When you take a walk, you make a loop, starting and ending at your home. The most efficient way (in time and energy) to get home would have been just to stay home, but walks aren’t about efficiency of locomotion; they are about walking.
If your walk has a specific destination, say if you’re walking to your favorite breakfast restaurant, you may want to take the fastest route. Or you may not, depending on whether you need a walk and have time to spend. Efficiency only matters when you are too sore to walk much, or if the destination is so far you might not be able to make it in time for breakfast.
Fun isn’t efficient
Many of our daily activities are a bit like walks. You need to spend your waking hours doing something — you can’t finish the day early and move on to the next one before the rest of us. That ‘something’ could either be one of a few regular tasks that you need to do, or it could be entertainment and busywork that were created to fill the gaps.
Given the choice between cramming all my planned activities into 5 hours and spending the remaining 10 watching TV, versus slowing down and spacing out activities like work, reading, housework and commuting to take up the whole day, I’d pick the latter. The trick is to get the ratio right, and the order.

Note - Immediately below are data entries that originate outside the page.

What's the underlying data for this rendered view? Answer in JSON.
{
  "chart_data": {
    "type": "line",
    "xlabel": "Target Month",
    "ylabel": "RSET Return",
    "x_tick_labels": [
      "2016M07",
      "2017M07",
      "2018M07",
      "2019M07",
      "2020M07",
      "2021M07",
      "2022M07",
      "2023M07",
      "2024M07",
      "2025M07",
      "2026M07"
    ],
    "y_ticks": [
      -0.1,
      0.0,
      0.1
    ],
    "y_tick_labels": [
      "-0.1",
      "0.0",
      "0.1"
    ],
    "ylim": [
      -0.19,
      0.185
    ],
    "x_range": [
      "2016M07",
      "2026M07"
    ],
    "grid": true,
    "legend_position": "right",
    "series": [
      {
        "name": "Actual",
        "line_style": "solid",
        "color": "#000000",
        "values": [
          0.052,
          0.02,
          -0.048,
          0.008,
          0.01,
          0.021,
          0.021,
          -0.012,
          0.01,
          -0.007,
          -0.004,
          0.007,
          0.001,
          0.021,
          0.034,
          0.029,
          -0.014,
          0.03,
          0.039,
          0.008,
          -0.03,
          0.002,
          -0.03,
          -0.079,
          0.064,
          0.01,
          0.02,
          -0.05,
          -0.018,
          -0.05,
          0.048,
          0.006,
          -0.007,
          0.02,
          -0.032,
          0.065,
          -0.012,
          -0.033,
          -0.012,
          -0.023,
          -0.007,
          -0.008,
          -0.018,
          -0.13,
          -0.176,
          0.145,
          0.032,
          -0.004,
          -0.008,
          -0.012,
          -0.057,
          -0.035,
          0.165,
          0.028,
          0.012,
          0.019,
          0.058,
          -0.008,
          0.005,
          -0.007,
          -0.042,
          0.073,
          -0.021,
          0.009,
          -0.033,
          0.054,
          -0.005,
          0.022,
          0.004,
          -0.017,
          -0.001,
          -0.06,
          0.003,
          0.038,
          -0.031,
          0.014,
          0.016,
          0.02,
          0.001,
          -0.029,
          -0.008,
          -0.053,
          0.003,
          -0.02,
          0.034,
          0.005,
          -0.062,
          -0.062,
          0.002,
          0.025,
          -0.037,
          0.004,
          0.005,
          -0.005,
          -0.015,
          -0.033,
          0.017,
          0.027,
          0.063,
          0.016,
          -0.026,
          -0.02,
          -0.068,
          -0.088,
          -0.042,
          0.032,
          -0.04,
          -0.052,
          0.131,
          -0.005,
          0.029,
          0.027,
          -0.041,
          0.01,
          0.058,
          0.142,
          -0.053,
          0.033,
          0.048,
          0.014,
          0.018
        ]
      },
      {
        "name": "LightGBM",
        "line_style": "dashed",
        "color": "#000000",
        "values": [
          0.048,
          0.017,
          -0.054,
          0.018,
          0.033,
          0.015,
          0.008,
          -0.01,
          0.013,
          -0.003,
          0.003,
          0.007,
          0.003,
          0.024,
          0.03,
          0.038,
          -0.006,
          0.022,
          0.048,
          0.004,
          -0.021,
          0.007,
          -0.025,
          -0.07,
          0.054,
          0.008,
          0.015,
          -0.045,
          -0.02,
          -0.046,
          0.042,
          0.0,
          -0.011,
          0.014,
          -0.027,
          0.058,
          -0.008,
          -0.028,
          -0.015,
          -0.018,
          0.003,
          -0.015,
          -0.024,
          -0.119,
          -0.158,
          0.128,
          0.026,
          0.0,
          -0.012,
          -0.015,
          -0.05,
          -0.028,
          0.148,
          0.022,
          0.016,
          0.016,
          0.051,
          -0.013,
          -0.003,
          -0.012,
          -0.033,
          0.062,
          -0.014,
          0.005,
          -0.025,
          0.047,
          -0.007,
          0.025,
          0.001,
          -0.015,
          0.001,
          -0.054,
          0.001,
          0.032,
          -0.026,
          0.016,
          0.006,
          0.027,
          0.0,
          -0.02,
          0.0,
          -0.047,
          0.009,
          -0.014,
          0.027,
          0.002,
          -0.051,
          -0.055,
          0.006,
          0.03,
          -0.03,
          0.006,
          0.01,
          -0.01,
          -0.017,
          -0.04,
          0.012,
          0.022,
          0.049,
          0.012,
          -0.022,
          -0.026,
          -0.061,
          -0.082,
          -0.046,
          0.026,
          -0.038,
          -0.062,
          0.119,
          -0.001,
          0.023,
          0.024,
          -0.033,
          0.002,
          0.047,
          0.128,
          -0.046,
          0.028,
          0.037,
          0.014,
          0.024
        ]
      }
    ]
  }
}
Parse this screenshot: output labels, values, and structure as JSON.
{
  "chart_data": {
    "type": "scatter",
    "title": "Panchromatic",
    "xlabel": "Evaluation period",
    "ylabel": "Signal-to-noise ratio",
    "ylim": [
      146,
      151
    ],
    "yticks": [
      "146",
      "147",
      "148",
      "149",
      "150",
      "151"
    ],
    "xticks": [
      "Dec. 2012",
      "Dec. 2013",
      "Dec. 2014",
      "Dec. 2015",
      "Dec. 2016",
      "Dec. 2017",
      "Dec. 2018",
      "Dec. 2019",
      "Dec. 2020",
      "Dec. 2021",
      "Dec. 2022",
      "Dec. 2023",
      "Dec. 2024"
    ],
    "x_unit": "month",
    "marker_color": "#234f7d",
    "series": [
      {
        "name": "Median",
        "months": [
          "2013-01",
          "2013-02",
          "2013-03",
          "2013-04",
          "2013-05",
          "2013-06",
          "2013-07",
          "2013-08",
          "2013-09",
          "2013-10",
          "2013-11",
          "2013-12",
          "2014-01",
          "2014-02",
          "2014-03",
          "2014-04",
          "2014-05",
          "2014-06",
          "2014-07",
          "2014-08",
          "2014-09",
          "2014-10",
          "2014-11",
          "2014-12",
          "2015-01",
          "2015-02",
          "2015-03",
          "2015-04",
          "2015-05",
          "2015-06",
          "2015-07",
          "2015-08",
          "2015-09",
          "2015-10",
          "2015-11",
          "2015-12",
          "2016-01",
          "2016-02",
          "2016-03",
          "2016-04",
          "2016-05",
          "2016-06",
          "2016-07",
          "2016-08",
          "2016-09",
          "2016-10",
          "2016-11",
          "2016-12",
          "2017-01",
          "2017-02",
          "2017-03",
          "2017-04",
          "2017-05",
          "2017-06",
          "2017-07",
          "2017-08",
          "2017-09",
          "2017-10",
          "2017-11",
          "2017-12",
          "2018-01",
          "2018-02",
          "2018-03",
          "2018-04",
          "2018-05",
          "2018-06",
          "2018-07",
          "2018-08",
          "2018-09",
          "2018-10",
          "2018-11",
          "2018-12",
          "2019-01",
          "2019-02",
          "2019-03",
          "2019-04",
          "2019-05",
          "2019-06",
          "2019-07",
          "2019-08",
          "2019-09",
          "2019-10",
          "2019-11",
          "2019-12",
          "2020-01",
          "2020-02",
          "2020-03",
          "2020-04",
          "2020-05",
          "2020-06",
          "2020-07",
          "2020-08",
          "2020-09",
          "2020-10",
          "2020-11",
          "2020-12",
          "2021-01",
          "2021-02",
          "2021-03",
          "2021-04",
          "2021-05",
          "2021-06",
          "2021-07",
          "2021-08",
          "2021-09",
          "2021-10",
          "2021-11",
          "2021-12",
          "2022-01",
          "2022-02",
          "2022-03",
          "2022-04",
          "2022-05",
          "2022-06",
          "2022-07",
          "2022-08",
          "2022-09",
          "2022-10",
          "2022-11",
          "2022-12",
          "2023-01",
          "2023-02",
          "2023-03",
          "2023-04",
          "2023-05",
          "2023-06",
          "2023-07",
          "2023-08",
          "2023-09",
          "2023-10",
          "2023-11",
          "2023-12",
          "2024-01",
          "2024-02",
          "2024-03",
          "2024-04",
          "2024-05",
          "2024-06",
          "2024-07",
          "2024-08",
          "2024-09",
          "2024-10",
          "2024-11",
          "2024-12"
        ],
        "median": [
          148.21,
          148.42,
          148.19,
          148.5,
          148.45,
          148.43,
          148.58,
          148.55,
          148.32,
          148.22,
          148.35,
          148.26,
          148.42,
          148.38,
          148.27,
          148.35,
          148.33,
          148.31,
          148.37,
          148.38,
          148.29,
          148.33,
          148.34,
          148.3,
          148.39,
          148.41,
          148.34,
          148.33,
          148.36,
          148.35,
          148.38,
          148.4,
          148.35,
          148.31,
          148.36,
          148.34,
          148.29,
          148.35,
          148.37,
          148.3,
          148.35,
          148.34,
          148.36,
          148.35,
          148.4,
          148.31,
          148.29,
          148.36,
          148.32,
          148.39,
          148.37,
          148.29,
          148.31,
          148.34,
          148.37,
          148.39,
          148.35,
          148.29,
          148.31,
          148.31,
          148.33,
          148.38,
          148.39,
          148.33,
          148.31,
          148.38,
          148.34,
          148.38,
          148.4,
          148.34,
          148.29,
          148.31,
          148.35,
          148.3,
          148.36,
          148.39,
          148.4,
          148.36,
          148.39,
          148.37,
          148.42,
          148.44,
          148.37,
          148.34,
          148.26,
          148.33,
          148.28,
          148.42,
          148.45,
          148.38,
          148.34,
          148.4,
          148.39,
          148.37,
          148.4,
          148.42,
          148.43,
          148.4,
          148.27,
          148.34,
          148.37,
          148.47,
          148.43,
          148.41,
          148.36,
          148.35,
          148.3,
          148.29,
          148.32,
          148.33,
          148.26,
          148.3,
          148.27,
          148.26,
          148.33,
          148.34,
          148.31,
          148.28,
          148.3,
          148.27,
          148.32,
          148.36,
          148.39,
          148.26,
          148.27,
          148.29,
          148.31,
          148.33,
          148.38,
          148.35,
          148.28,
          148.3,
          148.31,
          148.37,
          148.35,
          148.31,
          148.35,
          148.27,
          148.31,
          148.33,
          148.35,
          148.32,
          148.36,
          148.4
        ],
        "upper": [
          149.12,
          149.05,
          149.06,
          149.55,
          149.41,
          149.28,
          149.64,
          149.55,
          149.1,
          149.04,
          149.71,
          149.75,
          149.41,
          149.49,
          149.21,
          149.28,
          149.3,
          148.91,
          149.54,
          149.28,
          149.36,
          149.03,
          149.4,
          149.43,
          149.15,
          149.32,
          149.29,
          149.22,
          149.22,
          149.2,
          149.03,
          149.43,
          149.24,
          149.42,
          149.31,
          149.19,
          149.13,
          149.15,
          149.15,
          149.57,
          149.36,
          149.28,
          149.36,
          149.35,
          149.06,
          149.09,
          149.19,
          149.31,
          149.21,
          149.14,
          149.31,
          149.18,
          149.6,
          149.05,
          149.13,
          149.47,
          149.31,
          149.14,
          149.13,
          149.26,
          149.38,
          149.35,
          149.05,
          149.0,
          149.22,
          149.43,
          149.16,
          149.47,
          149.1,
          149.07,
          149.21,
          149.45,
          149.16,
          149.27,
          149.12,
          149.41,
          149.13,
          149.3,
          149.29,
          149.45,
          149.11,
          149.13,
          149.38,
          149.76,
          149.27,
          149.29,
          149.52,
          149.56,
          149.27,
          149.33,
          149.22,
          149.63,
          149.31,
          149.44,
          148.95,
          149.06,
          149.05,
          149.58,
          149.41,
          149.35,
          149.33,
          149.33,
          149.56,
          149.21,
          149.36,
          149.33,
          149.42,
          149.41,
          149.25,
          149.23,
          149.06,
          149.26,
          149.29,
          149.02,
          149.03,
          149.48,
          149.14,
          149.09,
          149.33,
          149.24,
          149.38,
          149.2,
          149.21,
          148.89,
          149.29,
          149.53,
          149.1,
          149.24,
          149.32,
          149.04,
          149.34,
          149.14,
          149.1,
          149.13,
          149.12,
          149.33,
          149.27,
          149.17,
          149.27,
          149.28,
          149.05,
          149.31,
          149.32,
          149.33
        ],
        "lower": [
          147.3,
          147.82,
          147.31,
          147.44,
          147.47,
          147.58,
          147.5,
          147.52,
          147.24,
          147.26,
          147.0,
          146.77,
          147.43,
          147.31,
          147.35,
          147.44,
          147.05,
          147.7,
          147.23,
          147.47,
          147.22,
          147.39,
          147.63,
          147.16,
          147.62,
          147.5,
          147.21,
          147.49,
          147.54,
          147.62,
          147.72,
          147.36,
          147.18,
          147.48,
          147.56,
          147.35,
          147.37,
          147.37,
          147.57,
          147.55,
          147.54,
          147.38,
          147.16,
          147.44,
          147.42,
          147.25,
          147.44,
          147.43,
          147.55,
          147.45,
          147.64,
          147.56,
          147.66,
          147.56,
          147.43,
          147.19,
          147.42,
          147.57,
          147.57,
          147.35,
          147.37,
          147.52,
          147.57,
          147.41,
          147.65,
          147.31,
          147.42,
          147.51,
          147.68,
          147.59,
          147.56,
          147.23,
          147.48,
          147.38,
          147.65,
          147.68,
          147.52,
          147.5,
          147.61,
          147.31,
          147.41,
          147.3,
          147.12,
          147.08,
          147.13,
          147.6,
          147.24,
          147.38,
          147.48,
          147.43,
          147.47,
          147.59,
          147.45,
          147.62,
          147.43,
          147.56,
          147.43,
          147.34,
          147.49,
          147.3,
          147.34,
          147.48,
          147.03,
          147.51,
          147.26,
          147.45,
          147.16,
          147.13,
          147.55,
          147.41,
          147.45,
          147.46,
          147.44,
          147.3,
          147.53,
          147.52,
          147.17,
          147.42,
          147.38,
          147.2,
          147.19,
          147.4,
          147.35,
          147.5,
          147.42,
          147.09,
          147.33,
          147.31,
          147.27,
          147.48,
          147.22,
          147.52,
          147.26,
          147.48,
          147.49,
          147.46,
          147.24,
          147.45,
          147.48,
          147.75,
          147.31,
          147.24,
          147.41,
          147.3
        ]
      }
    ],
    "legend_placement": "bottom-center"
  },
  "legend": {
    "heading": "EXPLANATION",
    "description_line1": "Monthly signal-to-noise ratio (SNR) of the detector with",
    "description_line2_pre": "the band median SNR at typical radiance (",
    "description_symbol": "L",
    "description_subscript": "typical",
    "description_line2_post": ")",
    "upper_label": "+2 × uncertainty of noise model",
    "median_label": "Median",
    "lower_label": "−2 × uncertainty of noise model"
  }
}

The brain changes behavior through the day
Do you stack all your cognitively demanding tasks back to back? Do you break them up into small chunks separated by breaks? Do you start with the hardest task (to get it out of the way) or the easiest one (to build momentum)?
These are the questions I’m asking myself as I set up my home office and decide on my writing and work schedule. The goal is to set a pace that suits your brain and makes the day enjoyable.
Efficiency can be a part of this process. If there are long periods of waiting for something that disrupt your momentum, or lags that you have to rush later to make up for, it is worth modifying that task to make it more efficient. But that is a local process, in response to an issue with the ergonomics of your day, a term I am using loosely to describe when your activity load doesn’t match what your brain is ready for.
Ergonomic issues with your day may include indecision, fatigue, decision fatigue, eye strain, stiff muscles, hunger, thirst, sleepiness, and boredom. Finding the time intervals and order in which to have breakfast, work, work out, walk, plan, cook, tidy that meet all your needs is the big-picture problem to solve. Defining and adjusting the efficiency of tasks may be a part of this.
Decreasing the efficiency of some tasks may be part of the solution, too. I find that staring at the water I’m boiling for dinner, chopping vegetables at snail pace, and taking ambling walks to places I could drive to give me some of my best ideas.